Jika saja kita bukanlah tipe yang berkeinginan menghormati orang lain, maka jangan pernah tersinggung ketika orang-orang tidak memberi hormat pada kita. Sebab, pada dasarnya setiap tindakan yang baik dari seseorang dituntut balasan yang jauh lebih baik dari kita. Kebaikan harus dibalas dengan kebaikan yang lebih baik atau setara. Jangan pernah berharap kebaikan dari orang lain jika kita adalah orang yang malas membalas kebaikan tersebut. Semua yang kita dapati tidaklah gratis.

Di lingkungan kita tidaklah susah mencari orang baik, yang susah didapat adalah orang yang mampu berterimakasih atas kebaikan yang diperoleh.
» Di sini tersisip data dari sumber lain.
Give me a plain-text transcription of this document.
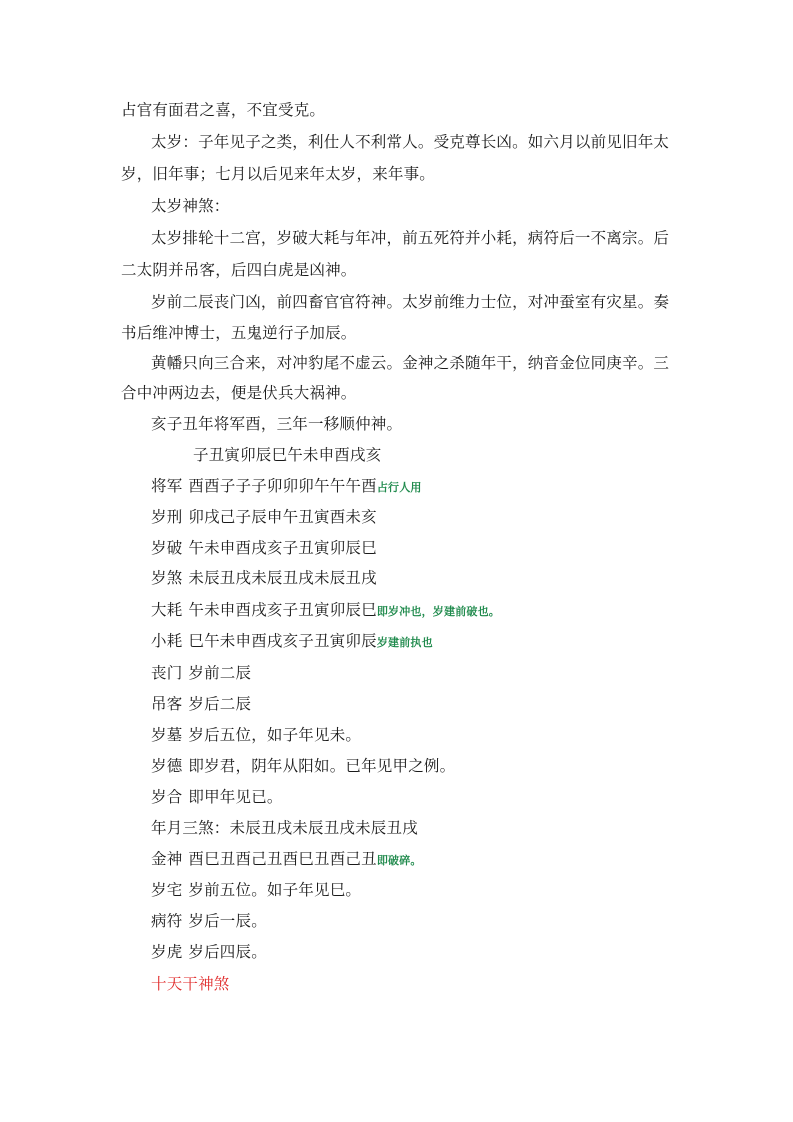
占官有面君之喜，不宜受克。
太岁：子年见子之类，利仕人不利常人。受克尊长凶。如六月以前见旧年太
岁，旧年事；七月以后见来年太岁，来年事。
太岁神煞：
太岁排轮十二宫，岁破大耗与年冲，前五死符并小耗，病符后一不离宗。后
二太阴并吊客，后四白虎是凶神。
岁前二辰丧门凶，前四畜官官符神。太岁前维力士位，对冲蚕室有灾星。奏
书后维冲博士，五鬼逆行子加辰。
黄幡只向三合来，对冲豹尾不虚云。金神之杀随年干，纳音金位同庚辛。三
合中冲两边去，便是伏兵大祸神。
亥子丑年将军酉，三年一移顺仲神。
子丑寅卯辰巳午未申酉戌亥
将军 酉酉子子子卯卯卯午午午酉占行人用
岁刑 卯戌己子辰申午丑寅酉未亥
岁破 午未申酉戌亥子丑寅卯辰巳
岁煞 未辰丑戌未辰丑戌未辰丑戌
大耗 午未申酉戌亥子丑寅卯辰巳即岁冲也，岁建前破也。
小耗 巳午未申酉戌亥子丑寅卯辰岁建前执也
丧门 岁前二辰
吊客 岁后二辰
岁墓 岁后五位，如子年见未。
岁德 即岁君，阴年从阳如。已年见甲之例。
岁合 即甲年见已。
年月三煞：未辰丑戌未辰丑戌未辰丑戌
金神 酉巳丑酉己丑酉巳丑酉己丑即破碎。
岁宅 岁前五位。如子年见巳。
病符 岁后一辰。
岁虎 岁后四辰。
十天干神煞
Alih-alih membalas kebaikan yang setara dan lebih baik, berterimaksih saja terkadang banyak yang tidak mampu. Sementara kata yang menunjukkan ungkapan terimakasih tidak ada dalam tatanan bahasa Aceh.

Sifat baik dalam diri seseorang datang secara alamiah, sebab pada dasarnya dalam diri manusia ada media perasa yaitu qalbu. Artinya, kebaikan itu diturunkan. Sementara untuk menjadi buruk melalui proses pengajaran. Betapa beratnya menjadi pribadi yang buruk, sebab ia melewati proses pengajaran. Orang-orang yang terbiasa dalam lingkungan yang buruk mereka sedang belajar tentang keburukan. Menyayangi adalah sifat alamiah, sedangkan keburukan diajarkan.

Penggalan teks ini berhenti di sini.